Time is on our minds. We may seem obsessed with time lately. Last week we talked about taking time to work out the process to make a good life. The week before we encouraged you to make time to thank those who support us. Our blog the week before that spoke of memorable moments happening any time, and yet a week earlier we wrote of taking the time necessary to make everyday decisions. Even this week’s Moment of Motivation encourages us, “Don’t let a single second slipped through your fingers. Treat each moment as if it is the best moment in your life. You won’t ever get this one back again.” You might say, we’ve been taking our time to make a timely point about time.
Each day is made of 24 hours and every hour has 60 minutes in it. We all start our days with that same allotment of 1,440 minutes. What we make of them is our decision. Although our days are finite, they offer us infinite opportunities. Even when you feel there aren’t enough hours in the day, there is always enough time for what’s important. The difficult part, sometimes, is deciding what is important – or the most important.
We both live in city settings but near enough to where lakes and wetlands, rivers and creeks are hosting water loving wildlife during their spring relocations. There is a lot of activity there now as geese are preparing to head back north, ducks are moving back from their vacation down south, and turtles are emerging from their winter brumation. Even with all the turtles have to do to reset their land homes for the warmer seasons, they still make time to bask in the sun on a log or at the edge of a lake. For cold blooded animals, the sun’s warmth is literally their life blood. Turtles need warm blood to breathe, eat, and move around. Cold blooded animals get their warmth from their environment so for turtles to get the warmth they need, they must stop whatever they are doing and warm themselves or surely they will stop altogether.
Turtles aren’t the only busy animals this spring. The season itself calls for more activities than we’ve become accustomed to through winter. Spring cleaning, wardrobe shifts, lawn care and yard cleanup, maybe even some time to just sit in the sun. It feels like there aren’t enough hours in any of our days. Every day brings its challenges, and every challenge begs a decision. Sometimes just deciding what to do takes time and the decision almost always involves another decision. That decision is deciding which of the 1,440 minutes will make way for whatever new project comes our way today. And as noted above, the difficult part decidedly is in the deciding.

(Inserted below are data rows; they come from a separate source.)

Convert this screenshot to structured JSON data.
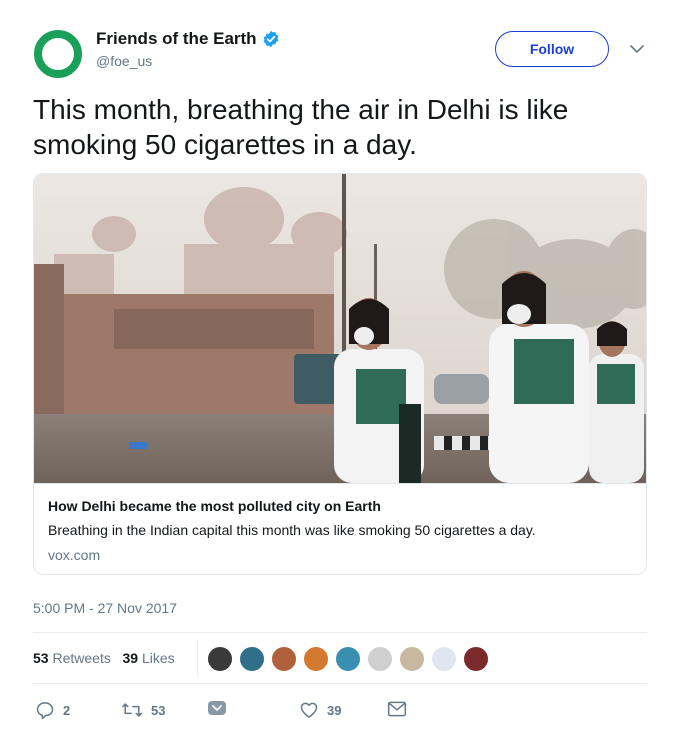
{
  "account": {
    "name": "Friends of the Earth",
    "handle": "@foe_us",
    "brand_color": "#1aa05a"
  },
  "follow_label": "Follow",
  "tweet_text": "This month, breathing the air in Delhi is like smoking 50 cigarettes in a day.",
  "card": {
    "title": "How Delhi became the most polluted city on Earth",
    "description": "Breathing in the Indian capital this month was like smoking 50 cigarettes a day.",
    "domain": "vox.com"
  },
  "timestamp": "5:00 PM - 27 Nov 2017",
  "stats": {
    "retweets_count": "53",
    "retweets_label": "Retweets",
    "likes_count": "39",
    "likes_label": "Likes"
  },
  "likers": [
    "#3a3a3a",
    "#2f6f8a",
    "#b0603a",
    "#d47a2e",
    "#3a8fb0",
    "#cfcfcf",
    "#c9b8a0",
    "#dfe6ef",
    "#7a2a2a"
  ],
  "actions": {
    "reply_count": "2",
    "retweet_count": "53",
    "like_count": "39"
  },
  "colors": {
    "accent": "#1b3fd6",
    "muted": "#657786",
    "verified": "#1da1f2"
  }
}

Let us consider Michael’s current activities which now include packing his entire household for a short move. Of course the difficulty in any move, whether across the country or across the street, is that everything in one location must be transported to the other. The easiest way to do that is to hire a crew of a dozen moving professionals to wrap, pack, and seal everything, load it all into a truck, drive the truck to the new location, unload, unseal, unpack, unwrap, and place everything in its new location. A fine solution for one wealthy enough to hire such a crew. He is not. The wrapping, packing, sealing are his tasks and some in each of his day’s 1,440 minutes until moving day will be spent at those tasks. Those were and will be minutes that might have been spent at work, or exercising, or reading, or visiting family and friends, writing or calling other friends, catching a movie, catching some minutes of sleep, or maybe just sitting in the spring sun. Some, or all of what time had been used in one, or all of those other activities last month must make way for the new activities this month. Which, when, and how much are the questions he will face every morning until he is faced with the unpacking and unwrapping portion of the move. And then, likely by some other project he has not yet even considered.

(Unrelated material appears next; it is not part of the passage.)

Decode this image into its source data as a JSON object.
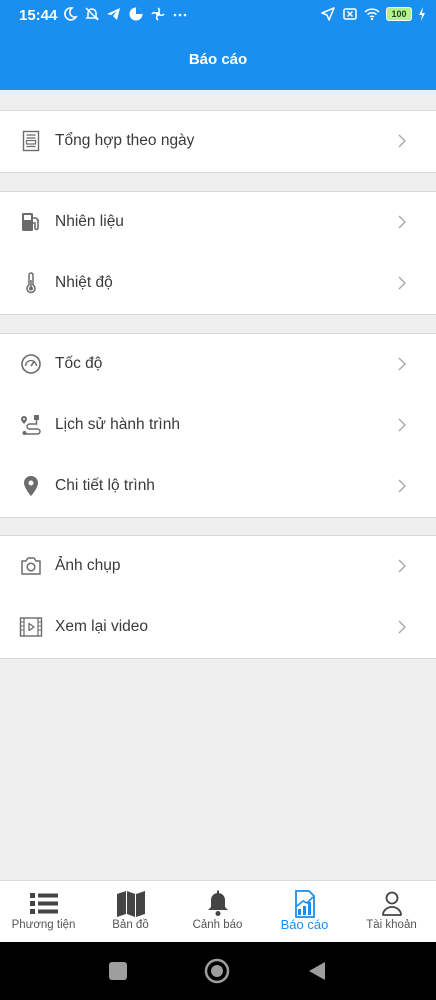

No matter how much we tell ourselves we can add to our days, nor how much we want to try to fit into our days, there will never be a day with more than 1,440 minutes. That’s all we get. That’s all anyone gets. Once those minutes are used up, today becomes tomorrow. Anything that wasn’t done today pushes into tomorrow and takes over some of that day’s set of allotted minutes. Tomorrow won’t have more than the standard 1,440 minutes and anything not done, including the holdovers from its yesterday then move into yet another tomorrow and that day’s 1,440 minutes. And so on, and so on, and so on.
We should be more like turtles and make time to stop and soak in the sun. But then, it is easier for them to take time out from whatever they are doing. It’s in their blood.